The rather startled postal worker, looking for a quick escape from the maniacal, freckle-faced red-head in a Green Bay Packers t-shirt, provided her with accurate directions to the main post office building in Des Moines. Once again, I listened to two ladies giving directions as we drove there.  When I dropped off the Boss at the front door, she “suggested” that I drive to the corner Burger King and buy us something for lunch. I looked up at the sign a block down, nodded my absolute compliance with her suggestion, and drove off. Of course, it was closed. There was a “For Sale” sign on the front door.

By this time the kids needed to stretch their legs and find a rest room. I drove back to the post office. It was an enormous two story building. There was plenty of room inside for the children to run, but after exploring the hallways I discovered that there were no public facilities. The only access to the second floor of that building, where I was certain there was a bathroom since postal workers are human (contrary to popular belief) and do have to pee, was an elevator. It was out of order.

The packages got mailed. The heaviest of the three, which the Boss sent parcel post, arrived in Florida two days later, thanks to a postal worker who did not remove the “priority” sticker he had placed on the box after the Boss changed her mind and downgraded service. That was the only silver lining to the afternoon.

An hour after our five minute stop in Des Moines began, we resumed our trip to Chicago.

That was day one.

5 comments:

CrossView said...

That's just odd. And I've never seen a facility that is a post office - but isn't.

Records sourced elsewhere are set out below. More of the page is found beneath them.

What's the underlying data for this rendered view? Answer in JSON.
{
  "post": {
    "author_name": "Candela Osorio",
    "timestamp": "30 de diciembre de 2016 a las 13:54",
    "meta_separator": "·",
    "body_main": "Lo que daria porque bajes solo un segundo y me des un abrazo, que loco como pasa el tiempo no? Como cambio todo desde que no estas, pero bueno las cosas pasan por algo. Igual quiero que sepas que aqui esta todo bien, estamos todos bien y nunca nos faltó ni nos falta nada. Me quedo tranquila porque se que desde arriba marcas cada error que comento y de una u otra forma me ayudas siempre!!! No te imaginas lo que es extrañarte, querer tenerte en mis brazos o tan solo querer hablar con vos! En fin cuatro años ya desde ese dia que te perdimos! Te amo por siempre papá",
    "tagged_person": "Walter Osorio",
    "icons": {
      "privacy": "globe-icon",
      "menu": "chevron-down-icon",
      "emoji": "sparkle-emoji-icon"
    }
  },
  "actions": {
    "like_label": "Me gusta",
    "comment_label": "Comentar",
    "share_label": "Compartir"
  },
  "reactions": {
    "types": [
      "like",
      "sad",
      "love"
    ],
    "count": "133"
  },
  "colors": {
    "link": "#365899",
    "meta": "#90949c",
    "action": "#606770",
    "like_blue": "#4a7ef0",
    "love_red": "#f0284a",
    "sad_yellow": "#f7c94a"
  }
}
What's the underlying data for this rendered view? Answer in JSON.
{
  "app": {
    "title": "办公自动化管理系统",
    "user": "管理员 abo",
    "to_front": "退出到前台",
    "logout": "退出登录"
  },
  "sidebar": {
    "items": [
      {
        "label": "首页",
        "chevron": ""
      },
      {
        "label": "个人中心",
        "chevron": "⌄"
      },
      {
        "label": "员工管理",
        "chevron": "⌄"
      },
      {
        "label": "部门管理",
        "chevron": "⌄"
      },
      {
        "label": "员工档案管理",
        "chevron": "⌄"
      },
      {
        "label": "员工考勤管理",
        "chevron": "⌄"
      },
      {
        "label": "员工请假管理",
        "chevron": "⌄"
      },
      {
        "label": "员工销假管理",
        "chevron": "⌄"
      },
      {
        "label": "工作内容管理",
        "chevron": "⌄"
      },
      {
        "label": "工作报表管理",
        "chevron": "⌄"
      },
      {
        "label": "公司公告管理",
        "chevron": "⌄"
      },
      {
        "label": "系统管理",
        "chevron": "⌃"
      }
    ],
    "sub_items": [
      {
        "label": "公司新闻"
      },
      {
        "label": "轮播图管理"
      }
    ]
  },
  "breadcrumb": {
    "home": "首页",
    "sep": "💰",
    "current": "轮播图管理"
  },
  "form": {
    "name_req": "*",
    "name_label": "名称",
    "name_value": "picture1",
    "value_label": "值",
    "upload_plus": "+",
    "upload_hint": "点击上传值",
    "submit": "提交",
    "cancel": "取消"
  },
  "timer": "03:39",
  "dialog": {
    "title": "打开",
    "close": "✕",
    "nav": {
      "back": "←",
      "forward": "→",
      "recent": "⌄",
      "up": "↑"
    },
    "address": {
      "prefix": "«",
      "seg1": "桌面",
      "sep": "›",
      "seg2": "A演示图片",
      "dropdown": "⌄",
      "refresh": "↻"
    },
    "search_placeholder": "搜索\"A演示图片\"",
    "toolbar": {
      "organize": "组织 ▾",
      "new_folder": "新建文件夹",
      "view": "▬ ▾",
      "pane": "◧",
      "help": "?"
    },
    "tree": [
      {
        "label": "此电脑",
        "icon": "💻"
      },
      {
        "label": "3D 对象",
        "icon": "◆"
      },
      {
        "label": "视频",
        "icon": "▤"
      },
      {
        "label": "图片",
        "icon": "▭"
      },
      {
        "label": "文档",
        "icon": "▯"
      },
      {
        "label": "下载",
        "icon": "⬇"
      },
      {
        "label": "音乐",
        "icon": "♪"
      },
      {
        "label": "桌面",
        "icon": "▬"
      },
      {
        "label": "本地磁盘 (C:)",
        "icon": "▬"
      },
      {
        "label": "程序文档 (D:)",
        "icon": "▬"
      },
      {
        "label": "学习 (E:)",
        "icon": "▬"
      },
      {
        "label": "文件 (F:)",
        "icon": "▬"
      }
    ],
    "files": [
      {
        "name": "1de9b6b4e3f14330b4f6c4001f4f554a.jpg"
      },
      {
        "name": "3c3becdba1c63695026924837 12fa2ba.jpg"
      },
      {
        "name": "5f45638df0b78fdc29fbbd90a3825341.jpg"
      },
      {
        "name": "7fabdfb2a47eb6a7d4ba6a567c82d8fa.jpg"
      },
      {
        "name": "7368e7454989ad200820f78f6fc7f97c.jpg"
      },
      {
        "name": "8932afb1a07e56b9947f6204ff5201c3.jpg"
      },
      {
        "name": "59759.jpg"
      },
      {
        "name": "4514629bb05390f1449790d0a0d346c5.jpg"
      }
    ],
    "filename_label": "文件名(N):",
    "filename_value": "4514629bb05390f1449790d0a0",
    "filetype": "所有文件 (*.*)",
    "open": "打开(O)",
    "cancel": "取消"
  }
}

So did everyone actually and finally get to a bathroom? Oh! And did everyone get fed?

Oklahoma Granny said...

I feel your wife's pain. The Post Office and I have had an ongoing feud going since 1974 or 1975. I must have offended someone because I have more stories than I can count about the mail service. I have to admit though that since we moved to the country last year our very small post office (340 po boxes total and not all of them have an occupant) has given us wonderful service. Maybe the memo about the feud never reached them. Anyway, I'm so glad the packages finally made it onto the truck and I hope everyone got something to eat and was able to find some facilities. Wishing you and your family a Merry Christmas and a blessed New Year.

Kellie said...

Wow! Big D would have had a coronary after about 15 minutes of that. He has the patience of a saint until we travel.

Kathleen said...

Note to self: Don't ever move to Des Moines, IA. Or anywhere in IA for that matter. And note to any IA USPS (or any USPS for that matter): Don't mess with the Boss!!

Michelle said...

Now, my hubby's from a small town in IA. I crack up because they don't deliver the mail if you live in town, you have to come and pick yours up. Of course, you get better customer service and all the lastest gossip so that's wonderful!
Sorry about the feud with the post office. I feel her pain. I was often almost in tears when we lived in Japan trying to get our mail-combine the post office with military personnel and that just equals stupid!